I am starting to understand this a little bit, but the most basic form is a support vector machine - the basic idea is that if you have some slice of the data (points in space) — to use this training data to then predict the best way to maximize the largest minimal distance between points — this is called - no joke - a “hyperplane” with the best hyperplane showing the largest minimum margin (I know so weird and tongue twister) - between these points as that will give you the best prediction of the next set of points/data in space. The figures below are better and stolen from Fernando Iglesias Garcia’s Open Source Computer Vision Post
If you think about this from how logic might inform practice, the OUTCOME doesn’t matter as long as the outcome is predicted correctly. There is a valueless universe of the best ways to match our preexisting behavior with some best prediction of our future interest/behavior/attention - and literally, at the core of technical production, the formulas could not care less about whether/how you came to the starting point and whether/why/how you might arrive at the next destination, only that it is best prediction of what might happen next. There are no values, only scores of prediction that work and don’t work.
OMG it’s a formula - but if M is the margin you are trying to get, you are trying to get the likelihood of various Betas (coefficients, points in space) subject to the data before, for all of the existing data that came before. It’s literally taking a likelihood equation and getting the min vs. the max. but, yes, maximizing the minimums. So weird.
Graph below, from Garcia:
This strikes me as important as it explains why sometimes you see ads after you bought something, but more important, that essentially, any of these companies - Facebook, DoubleClick, Amazon, Google - they don’t care at all “Why” you might be doing something or even what might be motivating the behavior. All that matters is getting you to the most likely next thing to steal your attention away from whatever else you might do, online or offline.
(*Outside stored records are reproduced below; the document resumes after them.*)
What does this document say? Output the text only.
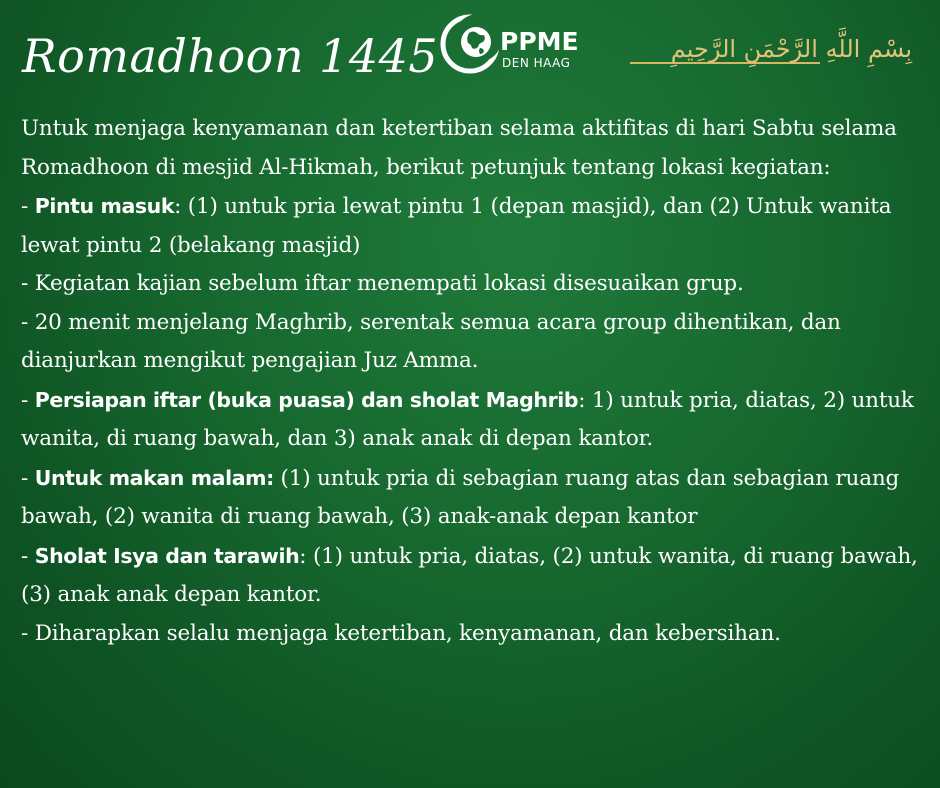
Romadhoon 1445 PPME
DEN HAAG	بِسْمِ اللَّهِ الرَّحْمَنِ الرَّحِيمِ

Untuk menjaga kenyamanan dan ketertiban selama aktifitas di hari Sabtu selama Romadhoon di mesjid Al-Hikmah, berikut petunjuk tentang lokasi kegiatan:

- Pintu masuk: (1) untuk pria lewat pintu 1 (depan masjid), dan (2) Untuk wanita lewat pintu 2 (belakang masjid)

- Kegiatan kajian sebelum iftar menempati lokasi disesuaikan grup.

- 20 menit menjelang Maghrib, serentak semua acara group dihentikan, dan dianjurkan mengikut pengajian Juz Amma.

- Persiapan iftar (buka puasa) dan sholat Maghrib: 1) untuk pria, diatas, 2) untuk wanita, di ruang bawah, dan 3) anak anak di depan kantor.

- Untuk makan malam: (1) untuk pria di sebagian ruang atas dan sebagian ruang bawah, (2) wanita di ruang bawah, (3) anak-anak depan kantor

- Sholat Isya dan tarawih: (1) untuk pria, diatas, (2) untuk wanita, di ruang bawah, (3) anak anak depan kantor.

- Diharapkan selalu menjaga ketertiban, kenyamanan, dan kebersihan.
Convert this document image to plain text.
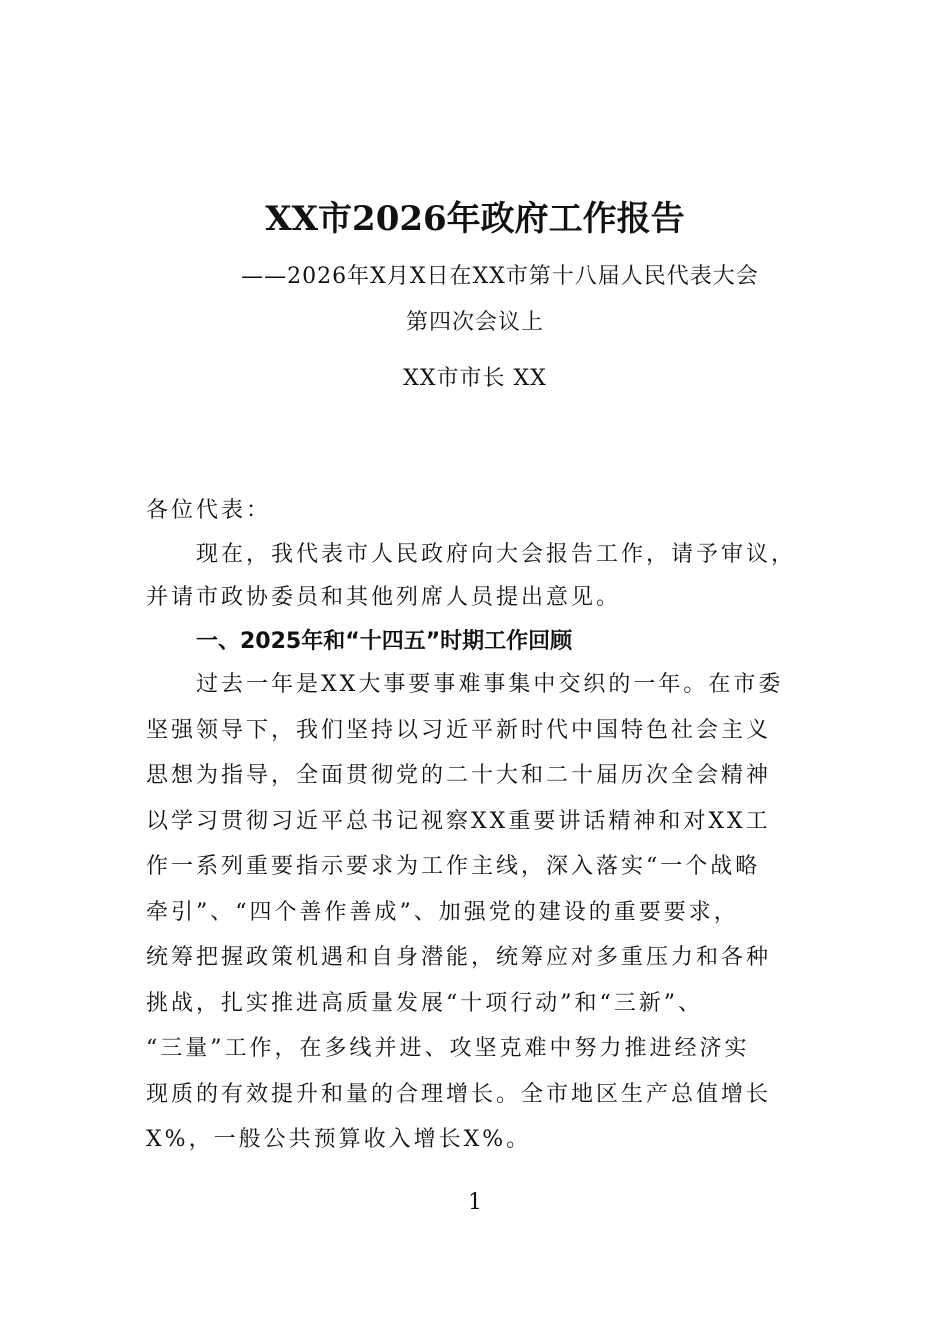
XX市2026年政府工作报告
——2026年X月X日在XX市第十八届人民代表大会
第四次会议上
XX市市长 XX
各位代表：
现在，我代表市人民政府向大会报告工作，请予审议，
并请市政协委员和其他列席人员提出意见。
一、2025年和“十四五”时期工作回顾
过去一年是XX大事要事难事集中交织的一年。在市委
坚强领导下，我们坚持以习近平新时代中国特色社会主义
思想为指导，全面贯彻党的二十大和二十届历次全会精神
以学习贯彻习近平总书记视察XX重要讲话精神和对XX工
作一系列重要指示要求为工作主线，深入落实“一个战略
牵引”、“四个善作善成”、加强党的建设的重要要求，
统筹把握政策机遇和自身潜能，统筹应对多重压力和各种
挑战，扎实推进高质量发展“十项行动”和“三新”、
“三量”工作，在多线并进、攻坚克难中努力推进经济实
现质的有效提升和量的合理增长。全市地区生产总值增长
X%，一般公共预算收入增长X%。
1
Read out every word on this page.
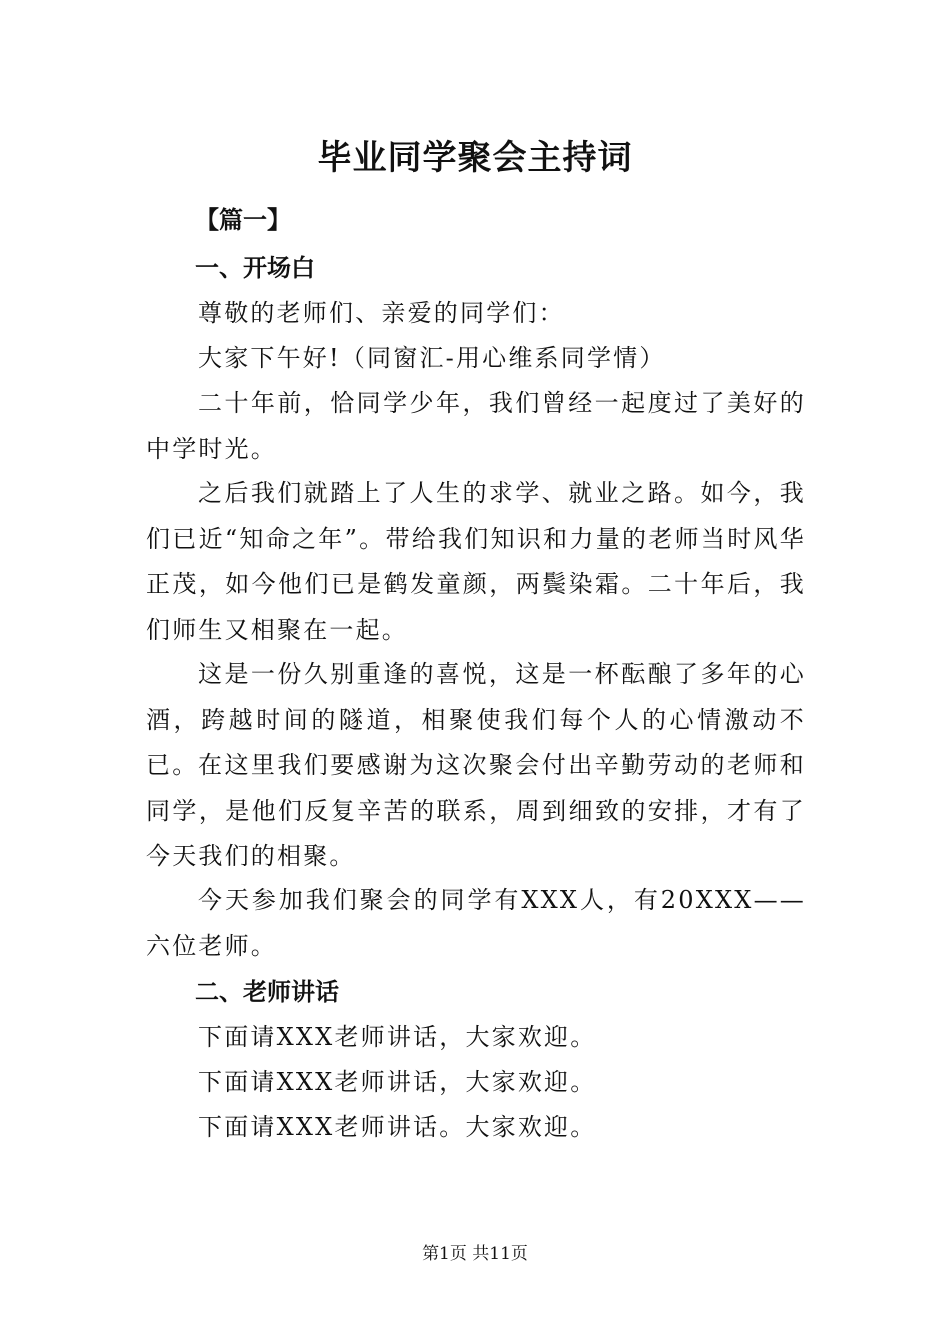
毕业同学聚会主持词

【篇一】

一、开场白

尊敬的老师们、亲爱的同学们：

大家下午好!（同窗汇-用心维系同学情）

二十年前，恰同学少年，我们曾经一起度过了美好的中学时光。

之后我们就踏上了人生的求学、就业之路。如今，我们已近“知命之年”。带给我们知识和力量的老师当时风华正茂，如今他们已是鹤发童颜，两鬓染霜。二十年后，我们师生又相聚在一起。

这是一份久别重逢的喜悦，这是一杯酝酿了多年的心酒，跨越时间的隧道，相聚使我们每个人的心情激动不已。 在这里我们要感谢为这次聚会付出辛勤劳动的老师和同学，是他们反复辛苦的联系，周到细致的安排，才有了今天我们的相聚。

今天参加我们聚会的同学有XXX人，有20XXX——六位老师。

二、老师讲话

下面请XXX老师讲话，大家欢迎。

下面请XXX老师讲话，大家欢迎。

下面请XXX老师讲话。大家欢迎。

第1页 共11页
Really, the takeaway is that all that matters is whether the matching is best and maximized, not whether the causes that got you to where you happen to be make some sort of logical or coherent sense, or temporal order, or even reflect some sort of systematic reason. There are no values, only optimal predictive approaches.
These insights, I think, take me a little bit further into thinking about how to comprehend the magnitude of what it just might take to think seriously about how to recover the project of American liberalism, pluralism, and tolerance. It will just take me a bit to get from those points above to …. joke … the maximum minimal margin of competence and knowledge to write the darn proposal for a new book.